For Coffey, it was what she calls “addictive tendencies.”

In the days before surgery she said she went on a wild eating binge. “I was going to have to break up with my longest relationship,” she said.  “I was going to get as much in me as I could while I still could.”

But she didn’t break up with those sweets and fast foods once she left the hospital.

Her stomach was now about the size of an egg. “I was told to stop eating before I felt pain. I rarely did that,” she said.

Her addiction to sugary foods was so strong, she said, that even post surgery when those foods made her sick, she continued to eat them.

The sugar would send her into cold sweats and give her stomach spasms but she would eat through the pain — until the night she stuffed herself until she passed out.

“It took a long time to come to terms with the fact that I had addictive tendencies, not just with certain foods, but with just about anything that could quickly change the channel in my head,” she said.

She started cooking more at home and eliminating sugary and processed foods from her diet. And she stopped smoking and drinking alcohol to excess.

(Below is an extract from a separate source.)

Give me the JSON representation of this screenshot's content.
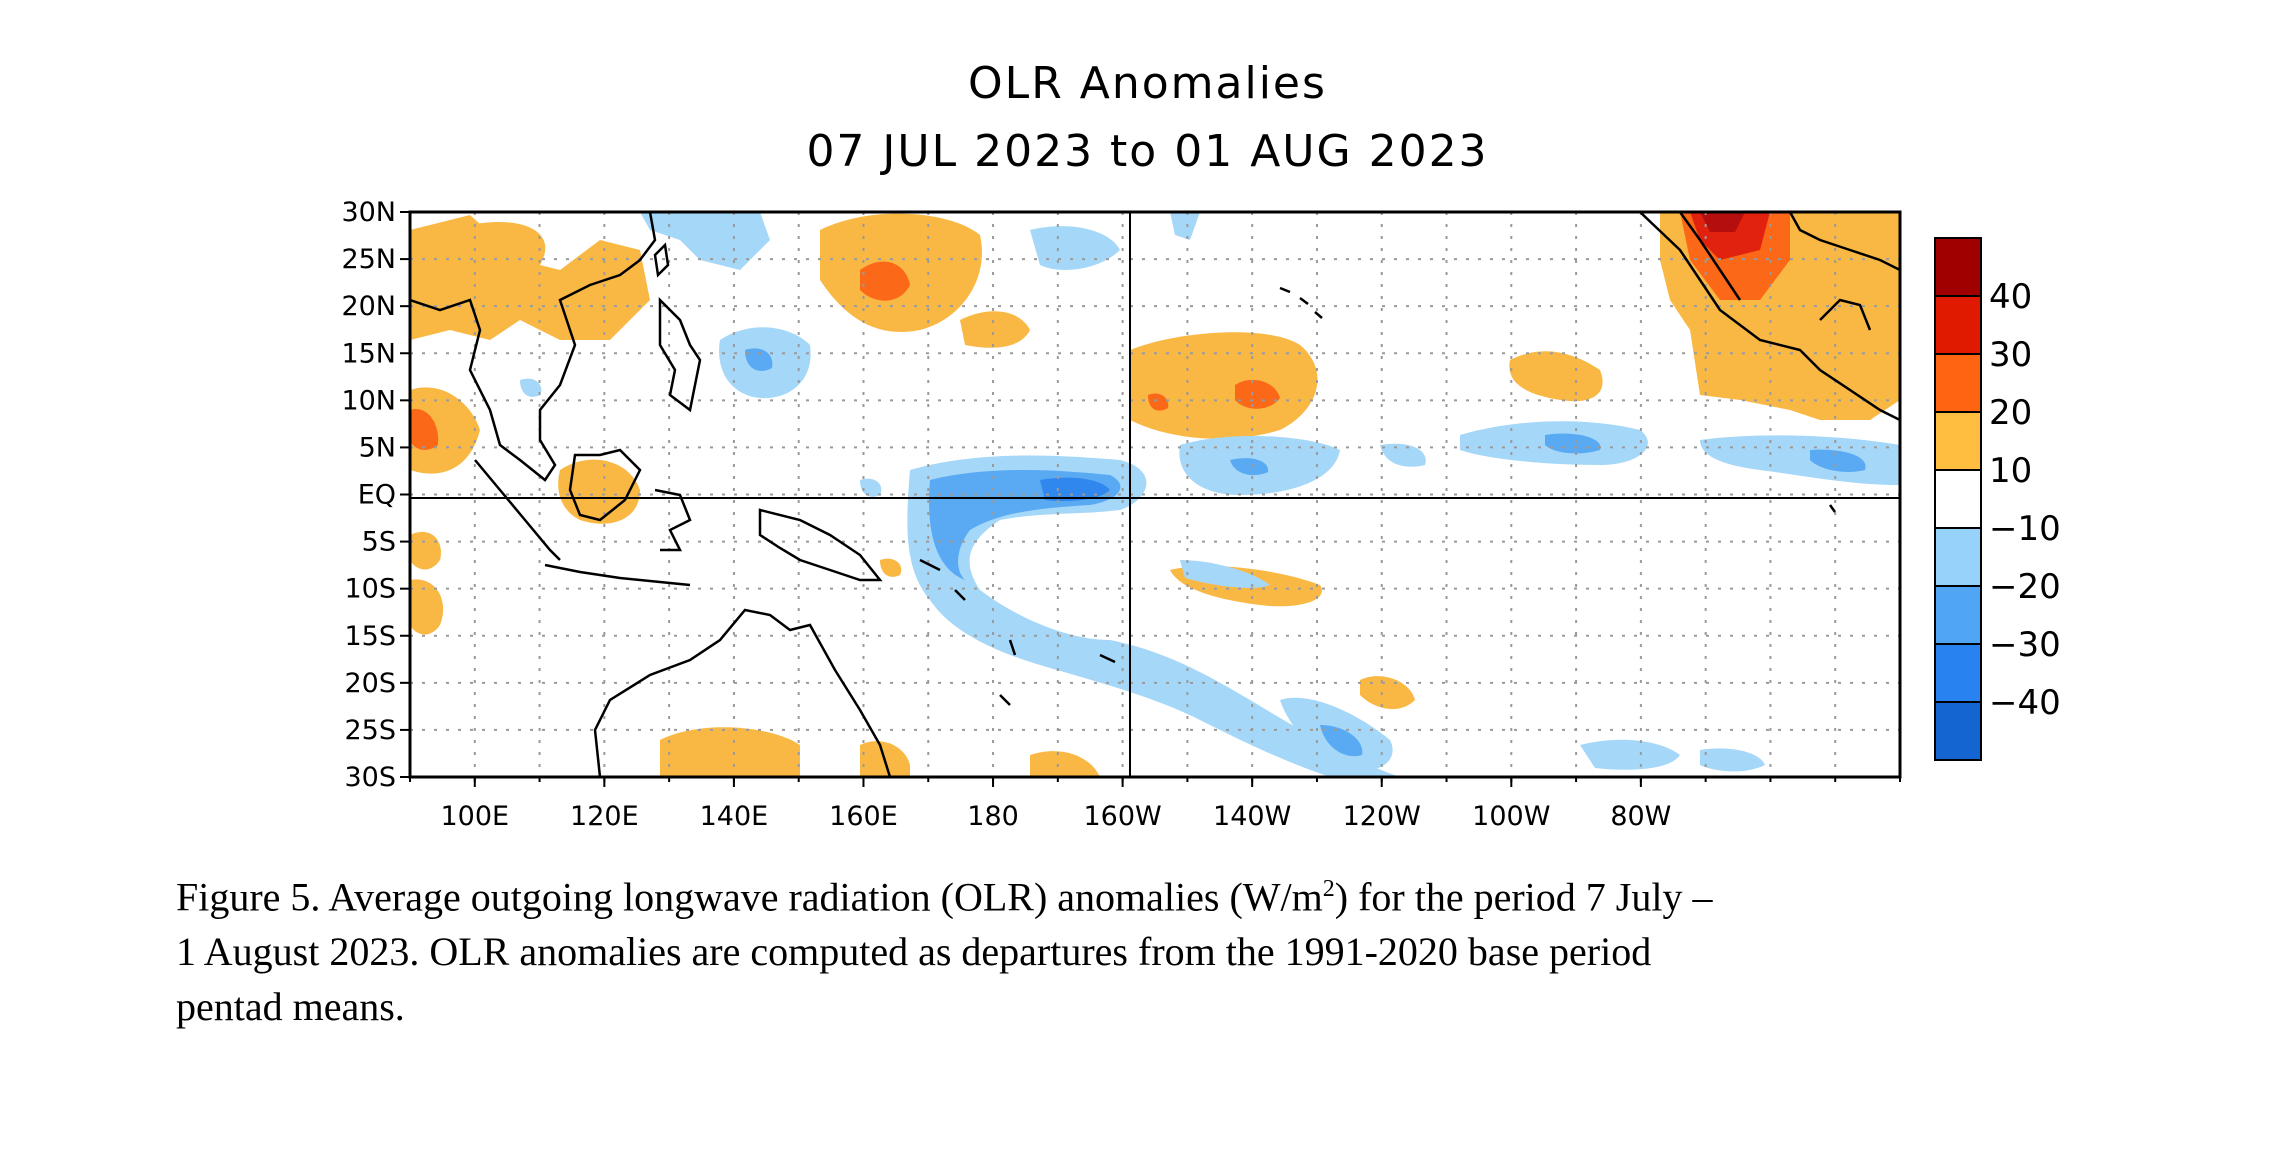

Instead, she began heading to the gym. Lifting heavy weights, meditating and creative writing became her new coping tools.

Therapy helped, too, she says, but that was just a small piece of the solution.

Applying lessons

Coffey felt so strongly about what she’d learned about herself that she started a blog, “Reality-Based Wellness,” which aims to help other women struggling the way she did. In 2007, she became a certified personal trainer through the American College of Sports Medicine and she also teaches a free online workshop to coach women on how not to sabotage themselves with food. 

She believes the contestants from “The Biggest Loser” failed to keep weight off simply because they were no longer in a controlled environment and their psychological issues with food were not addressed.

She also has learned that surgery is no easy fix.

“Healthy, sustainable weight loss is the result of much more than just a caloric deficit; it’s the result of a lifetime commitment to make the healthiest, most caring choice we are capable of making, and of honoring that commitment one day, one moment, one bite, and one breath at a time,” she said.

She doesn’t know how much she weighs now because part of her recovery is never getting on the scale.

But where she once wore size 28 she can fit comfortably into size 6 jeans, she says. 

Coffey, who is married and has two daughters, ages 3 and 5, says she continues to work at making the decisions that keep her healthy. Balancing the stresses of work and home life, she is staying in shape with her daily workouts. She doesn’t eat for convenience, doesn’t stay up late, she and makes sure to to spend time with people who also treat themselves kindly, she says.  

“If I tried to coast, or tried to pretend that I’m not who I am, I’d gain the weight back in a matter of months,” she said. “…I’ve spent over 10 years getting genuinely well. I’m still the woman I used to be, but I’ve developed the skill of making stronger, more caring choices.”